Hand embroidery is to machine embroidery what home cooked food is to microwave meals.
Threading up a machine, choosing a design from a disc and letting the machine get on with it cannot possibly compare with the rich textures, the variety of threads, the vast body of techniques that have built up over the centuries and the sheer pleasure of hand stitching to the exclusion of everything else that is going on around you. Machine embroidery does, however, have one advantage. It has not been around for long enough to have built up a book of rules.
I went to the launch of a book late last year. This beautiful book was filled with the most exquisite photographs of African wildlife and the launch was attended, by and large, by members of our local camera club. The venue was set up with numerous large HD television screens and in between the wine and snacks the author gave us a Power Point presentation of the photographs in his book. The images he had chosen – and there were many of them – were, without exception, pictures that “broke the rules”. As each slide came up the audience would gasp at its beauty, and he would go on to explain what the “rules” dictated and how, by doing the exact opposite, he had created what was up on the screen, the photograph that took their collective breath away.
He touched on everything from picture composition to focus, from balance to lighting, from exposure to colour. I stood there, quaffing red wine, thinking oh boy, here is someone who is truly creative and has not allowed himself to be boxed in by the photography police. A person after my own heart.
What is it about the human race that causes people to want to prescribe to creativity? Why is it that for centuries the moment someone does something creative there is a whole team out there wanting to create margins and parameters? Make rules? Stifle creativity? There is hardly an art or a craft that has not been subjected to rule making and sadly, hand embroidery might be one of its biggest victims.

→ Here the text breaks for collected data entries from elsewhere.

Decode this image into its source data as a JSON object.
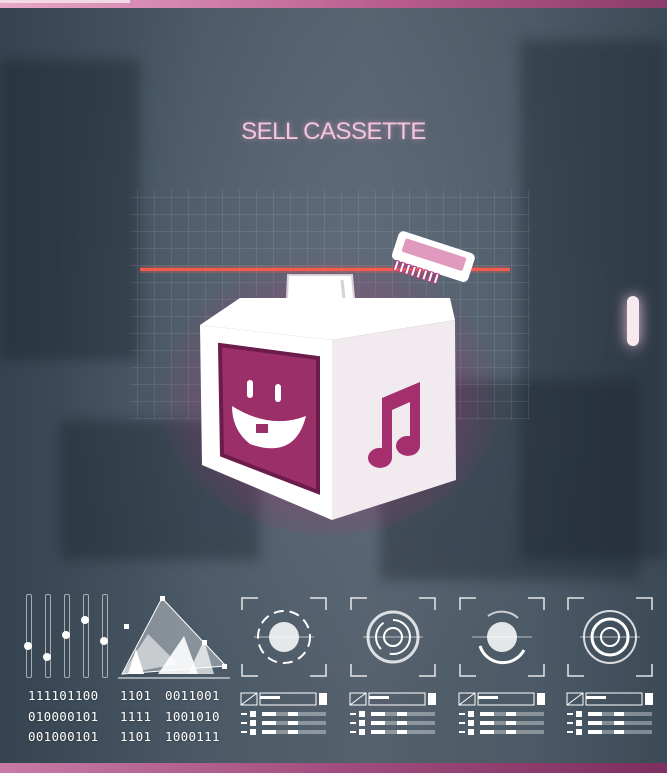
{
  "screen": {
    "title": "SELL CASSETTE"
  },
  "colors": {
    "accent_pink": "#f3c6dc",
    "glow_magenta": "#c2357c",
    "scan_line": "#ff5a4a"
  },
  "icon": {
    "name": "cassette-sell-box-icon"
  },
  "hud": {
    "slider_levels": [
      0.35,
      0.2,
      0.5,
      0.7,
      0.42
    ],
    "binary_col1": [
      "111101100",
      "010000101",
      "001000101"
    ],
    "binary_col2": [
      "1101",
      "1111",
      "1101"
    ],
    "binary_col3": [
      "0011001",
      "1001010",
      "1000111"
    ],
    "scopes": [
      "target-scope-1",
      "target-scope-2",
      "target-scope-3",
      "target-scope-4"
    ]
  }
}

A rebel at heart, I am often told that to break the rules you do at least have to know what they are. Um, no. I don’t agree. All you need to know are the techniques. So called rules only box you in and stop you from exploring your creativity. That is not to say that you should allow yourself to produce shoddy work. You should aim for perfection realising, at the same time, that what you are doing is handmade. That you are human, not a machine. You do need to take pride in your work and produce the best result that you can.
Take a walk through any shopping mall and go into the clothing and decor shops. Look at the design on embroidered clothes, accessories, fabrics and soft furnishings. It is youthful, colourful, fresh and exciting. We need to be inspired by that. We need to mix our styles, try out modern fabrics, modern threads, beads, sequins and whatever else we can find. We need to invent our own techniques and styles without embarrassment, without feeling the need to satisfy the Mother Grundies who disapprove of anything that is not historically correct.
The human population moves forward all the time and if we want to keep embroidery alive, to make it attractive to the next generation, we need to move forward too. We must not ignore the vast heritage of embroidery, but we must stop looking back and reproducing what has been done in centuries long gone.
I’m a busy embroiderer, designer, author, teacher, columnist, housewife, mother, dog lover………….and so on. I can’t promise to post every day or even every week. I am going to post every time I have something to say. I intend to be rebellious, informative and inspiring. I hope that you will join me on this journey.